Na segunda parte do filme há uma conexão mais sólida: o fim da campanha política para governador da Califórnia é articulado com o fim da escrita do roteiro e as posteriores reações das pessoas próximas de Mankiewicz. A campanha política acaba com a vitória amarga do republicano, e, no presente, o roteiro é finalizado, filmado com modificações de Welles (com quem o roteirista mantém forte atrito). Os diálogos finais entre Welles e o magnata Hearst são intercalados no final, deixando claro a posição crítica do filme em relação a Welles, ainda que a suposta vilania de Hearst não seja tão aprofundada por Fincher.
São duas derrotas em duas lutas amargas. No entanto, Mankiewicz não tem poder nenhum na luta política; o apoio de seus chefes milionários é o que realmente importa. Dito isso, ele tem o poder de criação na luta “artística”. No entanto, esse poder significa algo? Aparentemente, não, pois o roteiro, apesar de ser visto como o melhor texto que Mankiewicz escreveu, é criticado fortemente por amigos próximos, e foi filmado com várias modificações e interferências de Welles. O seu talento não trouxe nenhum alento, não fez grandes mudanças. A aparente vitória é uma derrota. Ainda assim, é uma derrota na qual ele pode fazer algo. Talvez isto signifique alguma coisa.
A construção desses sentidos, como já dito, nunca é fácil. O próprio Gary Oldman varia. Acreditei mais no seu desespero quando o personagem está sóbrio. Bêbado, ele parecia a versão estilizada de uma boemia artística estereotipada. Tinha estilo, mas sem muita verdade. A verborragia também cansa. Os dois jantares na mansão de Hearst têm diálogos interessantes, mas que às vezes se perdem em seu próprio ritmo. Aliás, o filme inteiro quer seguir uma cadência frenética que casa bem com a visão romantizada da Hollywood clássica, mas essa batida causa mais descompasso do que música.
A vida dos personagens depende mais dos corpos dos atores, dos seus gestos e olhares, e não tanto da narrativa ou do roteiro. Já no estilo, o filme busca emular algo de Cidadão Kane, principalmente a fotografia com fortes contrastes e profundidade de campo de Gregg Toland, ainda que seguindo padrões mais contemporâneos, com um uso bem maior de planos curtos e movimentos de câmera. É tudo muito bonito, mas hora ou outra eu me perguntava qual o motivo por trás dessa escolha estilística, além do básico de fazer referência a Cidadão Kane.

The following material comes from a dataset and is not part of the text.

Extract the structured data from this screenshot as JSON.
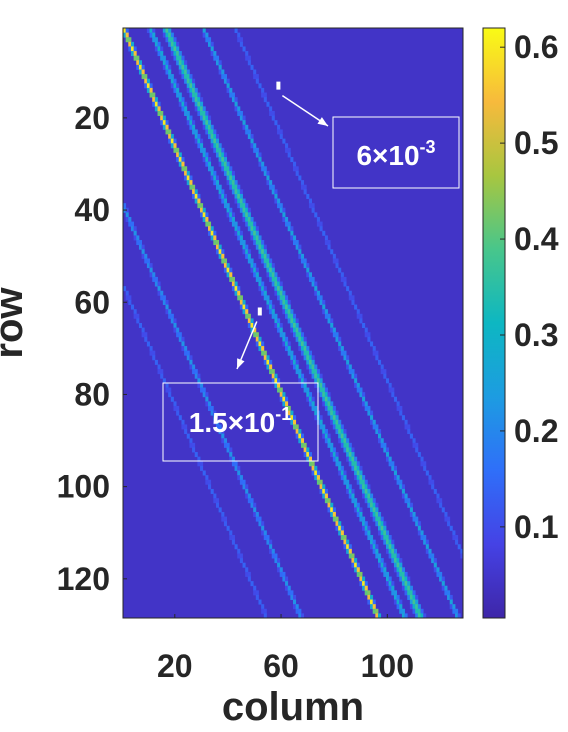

Para efeitos de comparação, cito, por exemplo, o filme Longe do Paraíso (2002), de Todd Haynes, no qual há uma imitação intensa da mise en scène dos melodramas de Douglas Sirk. Mas o objetivo da recriação era claro: contrastar o estilo clássico com temas que eram impossíveis para a Hollywood dos anos 1950, principalmente homossexualidade e o amor entre uma mulher branca e um homem negro.
Os temas de Mank não eram tão impossíveis nos anos 1940. Então por quê? Não fica claro. Caso a construção da visão de mundo em um ex-idealista fosse mais desenvolvida, o filme apresentaria um paradoxo bem mais contemporâneo, principalmente com o fim das grandes ideologias e a volta dos conservadores reacionários nos nossos tempos. Dessa forma, o estilo clássico do filme serviria como uma moldura que abrigaria um sentimento atual, ainda que com referências do passado, mostrando como o que vivemos hoje foi plantado anteriormente.